During the three and nine months ended September 30, 2022, the Company amortized $1,792,060 and $4,575,234, respectively, of debt discount to interest expense.

As of September 30, 2022 and December 31, 2021, the outstanding principal was $9,907,121 and $9,465,000, respectively. The balance of the convertible notes, after unamortized debt discount of 1,931,149, was $7,975,872 as of September 30, 2022.

Loan Payable — PPP and SBA Loan

As of September 30, 2022 and December 31, 2021, H&J had an outstanding loan under the EIDL program of $148,900.

In April 2022, Bailey received notification of full forgiveness of its 2nd PPP Loan totaling $1,347,050 and partial forgiveness of its 1st PPP Loan totaling $413,705.

Note Payable – Related Party

As of September 30, 2022, H&J had an outstanding note payable of $140,928 owned by the H&J Seller. The note matures on December 10, 2022 and bears interest at 12% per annum.

Promissory Note Payable

As of September 30, 2022 and December 31, 2021, the outstanding principal on the note to the sellers of Bailey was $3,500,000. As of September 30, 2022, the lender agreed to defer all payments to the maturity date of the loan, December 31, 2022.

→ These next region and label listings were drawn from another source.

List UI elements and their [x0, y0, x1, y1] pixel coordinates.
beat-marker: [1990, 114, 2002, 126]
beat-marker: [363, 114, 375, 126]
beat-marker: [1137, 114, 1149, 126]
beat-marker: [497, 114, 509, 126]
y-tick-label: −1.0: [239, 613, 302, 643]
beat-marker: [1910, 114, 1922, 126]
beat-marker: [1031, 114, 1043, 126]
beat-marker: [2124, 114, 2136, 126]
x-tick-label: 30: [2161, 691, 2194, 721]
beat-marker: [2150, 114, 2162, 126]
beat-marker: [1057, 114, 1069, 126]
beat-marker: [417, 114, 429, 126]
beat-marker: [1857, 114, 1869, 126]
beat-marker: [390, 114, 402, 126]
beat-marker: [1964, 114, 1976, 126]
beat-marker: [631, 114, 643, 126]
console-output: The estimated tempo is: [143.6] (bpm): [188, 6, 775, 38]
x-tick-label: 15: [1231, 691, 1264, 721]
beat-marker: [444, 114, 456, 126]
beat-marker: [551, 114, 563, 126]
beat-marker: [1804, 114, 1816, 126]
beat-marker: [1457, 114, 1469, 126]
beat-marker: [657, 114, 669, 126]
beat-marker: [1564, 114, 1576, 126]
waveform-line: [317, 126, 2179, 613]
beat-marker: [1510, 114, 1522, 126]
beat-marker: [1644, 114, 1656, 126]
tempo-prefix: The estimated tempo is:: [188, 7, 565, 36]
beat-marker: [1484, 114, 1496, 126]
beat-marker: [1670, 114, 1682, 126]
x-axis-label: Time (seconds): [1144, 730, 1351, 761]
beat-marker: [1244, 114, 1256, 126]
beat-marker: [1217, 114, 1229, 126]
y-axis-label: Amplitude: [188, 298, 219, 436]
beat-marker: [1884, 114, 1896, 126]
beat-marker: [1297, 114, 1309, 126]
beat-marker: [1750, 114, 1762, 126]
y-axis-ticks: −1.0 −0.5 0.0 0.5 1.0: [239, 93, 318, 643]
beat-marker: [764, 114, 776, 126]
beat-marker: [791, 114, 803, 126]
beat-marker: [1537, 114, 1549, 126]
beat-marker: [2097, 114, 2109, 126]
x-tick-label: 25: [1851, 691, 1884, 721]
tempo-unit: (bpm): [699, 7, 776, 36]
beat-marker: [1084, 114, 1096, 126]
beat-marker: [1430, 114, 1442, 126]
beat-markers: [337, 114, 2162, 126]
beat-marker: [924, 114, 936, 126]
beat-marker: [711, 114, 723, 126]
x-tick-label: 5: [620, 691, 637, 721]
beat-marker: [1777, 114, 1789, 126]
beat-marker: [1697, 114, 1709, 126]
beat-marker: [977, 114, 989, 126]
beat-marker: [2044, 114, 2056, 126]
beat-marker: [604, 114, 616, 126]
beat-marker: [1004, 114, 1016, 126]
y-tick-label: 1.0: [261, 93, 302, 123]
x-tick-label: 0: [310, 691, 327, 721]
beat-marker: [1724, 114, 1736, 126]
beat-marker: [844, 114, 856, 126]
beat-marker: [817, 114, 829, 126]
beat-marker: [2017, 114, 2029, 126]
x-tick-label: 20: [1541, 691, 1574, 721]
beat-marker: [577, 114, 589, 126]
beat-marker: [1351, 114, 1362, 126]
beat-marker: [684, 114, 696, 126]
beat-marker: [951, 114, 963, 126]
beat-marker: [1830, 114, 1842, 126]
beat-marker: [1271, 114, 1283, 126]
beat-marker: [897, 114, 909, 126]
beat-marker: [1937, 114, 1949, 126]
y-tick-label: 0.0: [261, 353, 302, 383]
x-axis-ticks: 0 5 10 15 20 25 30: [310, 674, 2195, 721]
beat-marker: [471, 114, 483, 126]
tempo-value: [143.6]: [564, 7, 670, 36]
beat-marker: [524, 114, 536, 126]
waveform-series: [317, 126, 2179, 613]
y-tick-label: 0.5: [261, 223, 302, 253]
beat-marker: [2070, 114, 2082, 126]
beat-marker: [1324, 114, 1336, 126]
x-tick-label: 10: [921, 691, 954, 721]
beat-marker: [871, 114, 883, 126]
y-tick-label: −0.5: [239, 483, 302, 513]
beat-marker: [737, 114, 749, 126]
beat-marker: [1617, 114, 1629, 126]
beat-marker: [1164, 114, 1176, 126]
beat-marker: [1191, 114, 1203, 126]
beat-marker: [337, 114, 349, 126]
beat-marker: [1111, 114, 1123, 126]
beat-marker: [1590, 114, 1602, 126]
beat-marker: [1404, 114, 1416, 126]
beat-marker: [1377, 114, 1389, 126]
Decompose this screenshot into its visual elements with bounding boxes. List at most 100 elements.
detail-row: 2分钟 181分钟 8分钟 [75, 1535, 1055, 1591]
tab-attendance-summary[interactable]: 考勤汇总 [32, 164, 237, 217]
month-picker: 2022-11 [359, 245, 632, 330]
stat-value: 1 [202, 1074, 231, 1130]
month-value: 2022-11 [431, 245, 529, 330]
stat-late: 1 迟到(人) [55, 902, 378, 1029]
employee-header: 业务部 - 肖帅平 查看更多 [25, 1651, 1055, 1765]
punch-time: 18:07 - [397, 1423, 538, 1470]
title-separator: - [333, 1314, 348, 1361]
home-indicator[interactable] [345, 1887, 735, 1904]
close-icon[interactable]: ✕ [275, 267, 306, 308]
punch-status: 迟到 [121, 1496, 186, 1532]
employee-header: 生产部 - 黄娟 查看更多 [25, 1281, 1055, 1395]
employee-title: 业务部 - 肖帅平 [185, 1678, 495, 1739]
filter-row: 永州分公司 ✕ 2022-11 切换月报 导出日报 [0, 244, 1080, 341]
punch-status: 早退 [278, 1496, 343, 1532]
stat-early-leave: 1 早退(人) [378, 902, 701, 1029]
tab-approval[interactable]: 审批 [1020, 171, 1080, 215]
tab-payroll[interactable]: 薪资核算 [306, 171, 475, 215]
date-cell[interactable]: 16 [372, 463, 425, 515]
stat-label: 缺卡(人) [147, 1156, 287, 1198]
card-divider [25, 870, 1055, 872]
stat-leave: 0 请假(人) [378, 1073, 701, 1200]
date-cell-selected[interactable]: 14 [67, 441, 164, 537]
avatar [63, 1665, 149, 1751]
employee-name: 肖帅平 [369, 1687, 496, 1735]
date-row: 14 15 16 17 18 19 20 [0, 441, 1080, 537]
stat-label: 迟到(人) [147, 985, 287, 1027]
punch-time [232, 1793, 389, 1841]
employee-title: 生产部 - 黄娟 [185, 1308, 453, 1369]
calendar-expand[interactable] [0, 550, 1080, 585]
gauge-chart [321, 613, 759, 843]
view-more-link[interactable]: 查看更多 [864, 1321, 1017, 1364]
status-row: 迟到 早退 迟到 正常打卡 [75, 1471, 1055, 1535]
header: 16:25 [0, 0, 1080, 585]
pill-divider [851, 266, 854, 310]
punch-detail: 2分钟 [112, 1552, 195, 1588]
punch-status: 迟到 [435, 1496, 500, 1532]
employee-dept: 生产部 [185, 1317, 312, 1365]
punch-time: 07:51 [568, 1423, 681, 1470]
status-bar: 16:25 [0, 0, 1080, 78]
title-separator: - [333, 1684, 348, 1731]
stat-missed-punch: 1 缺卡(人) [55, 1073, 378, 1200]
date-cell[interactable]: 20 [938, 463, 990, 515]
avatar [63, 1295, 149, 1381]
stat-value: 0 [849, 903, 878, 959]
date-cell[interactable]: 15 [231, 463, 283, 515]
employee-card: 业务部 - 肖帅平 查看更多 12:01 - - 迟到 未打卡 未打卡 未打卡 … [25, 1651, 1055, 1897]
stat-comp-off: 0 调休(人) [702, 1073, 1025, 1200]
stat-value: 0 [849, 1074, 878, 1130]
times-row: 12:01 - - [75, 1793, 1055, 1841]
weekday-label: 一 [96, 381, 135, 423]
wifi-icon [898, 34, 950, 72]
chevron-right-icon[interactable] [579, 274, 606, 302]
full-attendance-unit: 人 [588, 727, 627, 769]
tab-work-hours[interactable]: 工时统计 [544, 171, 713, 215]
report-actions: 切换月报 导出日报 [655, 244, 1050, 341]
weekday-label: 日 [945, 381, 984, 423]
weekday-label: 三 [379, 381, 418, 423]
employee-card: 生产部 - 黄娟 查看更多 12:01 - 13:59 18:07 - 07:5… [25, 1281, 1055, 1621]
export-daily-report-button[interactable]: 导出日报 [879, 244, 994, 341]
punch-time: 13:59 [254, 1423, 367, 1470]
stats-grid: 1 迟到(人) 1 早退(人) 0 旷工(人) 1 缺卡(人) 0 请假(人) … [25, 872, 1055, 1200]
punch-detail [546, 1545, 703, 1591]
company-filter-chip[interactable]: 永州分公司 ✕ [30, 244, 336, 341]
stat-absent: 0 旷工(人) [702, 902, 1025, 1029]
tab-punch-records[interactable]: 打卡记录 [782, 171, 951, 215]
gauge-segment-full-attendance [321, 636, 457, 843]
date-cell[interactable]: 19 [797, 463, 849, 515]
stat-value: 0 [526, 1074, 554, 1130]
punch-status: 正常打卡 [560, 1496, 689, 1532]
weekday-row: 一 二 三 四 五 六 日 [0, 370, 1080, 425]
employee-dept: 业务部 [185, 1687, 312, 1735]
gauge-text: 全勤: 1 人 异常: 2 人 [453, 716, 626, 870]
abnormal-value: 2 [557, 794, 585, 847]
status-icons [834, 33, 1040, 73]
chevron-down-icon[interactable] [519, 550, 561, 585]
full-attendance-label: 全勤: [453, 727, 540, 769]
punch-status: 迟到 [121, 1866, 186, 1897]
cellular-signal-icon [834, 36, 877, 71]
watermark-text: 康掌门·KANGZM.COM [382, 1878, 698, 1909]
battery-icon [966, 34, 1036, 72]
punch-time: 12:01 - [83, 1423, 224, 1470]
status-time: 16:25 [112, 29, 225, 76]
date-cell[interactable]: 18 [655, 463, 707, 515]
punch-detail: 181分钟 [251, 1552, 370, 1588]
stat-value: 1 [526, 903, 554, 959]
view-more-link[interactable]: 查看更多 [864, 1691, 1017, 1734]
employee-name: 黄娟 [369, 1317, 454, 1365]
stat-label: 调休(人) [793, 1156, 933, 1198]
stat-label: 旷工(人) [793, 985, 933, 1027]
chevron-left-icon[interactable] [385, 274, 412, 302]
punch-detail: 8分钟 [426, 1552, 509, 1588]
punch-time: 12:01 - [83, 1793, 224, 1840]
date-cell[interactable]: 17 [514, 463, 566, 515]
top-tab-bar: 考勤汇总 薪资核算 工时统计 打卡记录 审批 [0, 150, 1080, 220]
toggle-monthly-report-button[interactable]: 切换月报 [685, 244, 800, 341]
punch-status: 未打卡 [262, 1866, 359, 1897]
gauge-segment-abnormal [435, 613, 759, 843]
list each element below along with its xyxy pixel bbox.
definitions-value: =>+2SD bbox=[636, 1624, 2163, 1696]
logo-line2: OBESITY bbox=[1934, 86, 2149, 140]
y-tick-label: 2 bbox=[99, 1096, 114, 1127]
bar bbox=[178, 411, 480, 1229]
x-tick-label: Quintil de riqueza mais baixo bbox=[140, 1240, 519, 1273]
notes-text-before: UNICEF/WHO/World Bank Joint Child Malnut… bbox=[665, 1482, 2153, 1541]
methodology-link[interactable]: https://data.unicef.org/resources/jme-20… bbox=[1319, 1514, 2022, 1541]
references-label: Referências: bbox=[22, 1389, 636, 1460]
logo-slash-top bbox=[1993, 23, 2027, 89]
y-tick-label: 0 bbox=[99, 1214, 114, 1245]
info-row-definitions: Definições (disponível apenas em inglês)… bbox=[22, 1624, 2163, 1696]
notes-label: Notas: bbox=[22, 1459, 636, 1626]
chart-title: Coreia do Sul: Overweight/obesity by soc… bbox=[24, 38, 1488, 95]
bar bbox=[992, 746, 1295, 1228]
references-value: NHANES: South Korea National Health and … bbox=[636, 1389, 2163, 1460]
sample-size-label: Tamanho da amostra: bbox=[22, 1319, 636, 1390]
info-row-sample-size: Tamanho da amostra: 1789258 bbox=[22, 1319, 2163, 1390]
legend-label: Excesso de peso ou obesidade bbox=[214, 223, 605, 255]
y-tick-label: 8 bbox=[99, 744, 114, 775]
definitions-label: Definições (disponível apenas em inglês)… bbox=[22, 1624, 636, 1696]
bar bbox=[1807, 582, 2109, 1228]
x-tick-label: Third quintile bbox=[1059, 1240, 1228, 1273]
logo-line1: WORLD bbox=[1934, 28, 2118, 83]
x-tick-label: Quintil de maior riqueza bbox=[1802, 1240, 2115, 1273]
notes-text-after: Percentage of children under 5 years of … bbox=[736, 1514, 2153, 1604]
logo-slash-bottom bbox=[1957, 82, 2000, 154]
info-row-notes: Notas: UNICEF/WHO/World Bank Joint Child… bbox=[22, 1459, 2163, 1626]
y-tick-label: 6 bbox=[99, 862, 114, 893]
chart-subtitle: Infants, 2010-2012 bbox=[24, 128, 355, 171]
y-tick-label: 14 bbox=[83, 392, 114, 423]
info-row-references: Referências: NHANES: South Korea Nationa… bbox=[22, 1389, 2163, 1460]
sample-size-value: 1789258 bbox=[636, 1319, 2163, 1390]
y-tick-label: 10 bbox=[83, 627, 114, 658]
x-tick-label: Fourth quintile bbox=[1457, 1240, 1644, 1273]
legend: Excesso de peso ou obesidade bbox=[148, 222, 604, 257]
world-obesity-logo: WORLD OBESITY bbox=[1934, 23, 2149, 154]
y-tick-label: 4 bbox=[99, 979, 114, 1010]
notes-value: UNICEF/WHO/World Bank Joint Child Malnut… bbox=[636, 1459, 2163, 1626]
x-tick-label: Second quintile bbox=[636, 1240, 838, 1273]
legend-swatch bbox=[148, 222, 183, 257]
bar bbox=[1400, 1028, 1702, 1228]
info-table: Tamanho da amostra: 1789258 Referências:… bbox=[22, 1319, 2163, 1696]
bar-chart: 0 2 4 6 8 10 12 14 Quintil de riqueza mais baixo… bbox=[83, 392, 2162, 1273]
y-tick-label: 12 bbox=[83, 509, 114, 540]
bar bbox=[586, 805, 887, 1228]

Interest expense was $105,000 and $105,000 for the three months ended September 30, 2022 and 2021 and $315,000 and $389,000 for the nine months ended September 30, 2022 and 2021, all respectively, which was accrued and unpaid as of September 30, 2022.

Merchant Cash Advances

In March 2022, the Company obtained two short-term merchant advances, which totaled $500,000 and $250,000, respectively, from a single lender to fund operations. These advances included origination fees totaling $22,500 for net proceeds of $727,500. These advances are, for the most part, secured by expected future sales transactions of the Company with expected payments on a weekly basis The Company will repay an aggregate of $1,065,000 to the lender. These advances contain various financial and non-financial covenants. In the third quarter of 2022, the Company received additional short-term advances of $607,860. As of September 30, 2022, $279,475 remained outstanding. As of the date of these financial statements, the Company was in compliance with these covenants.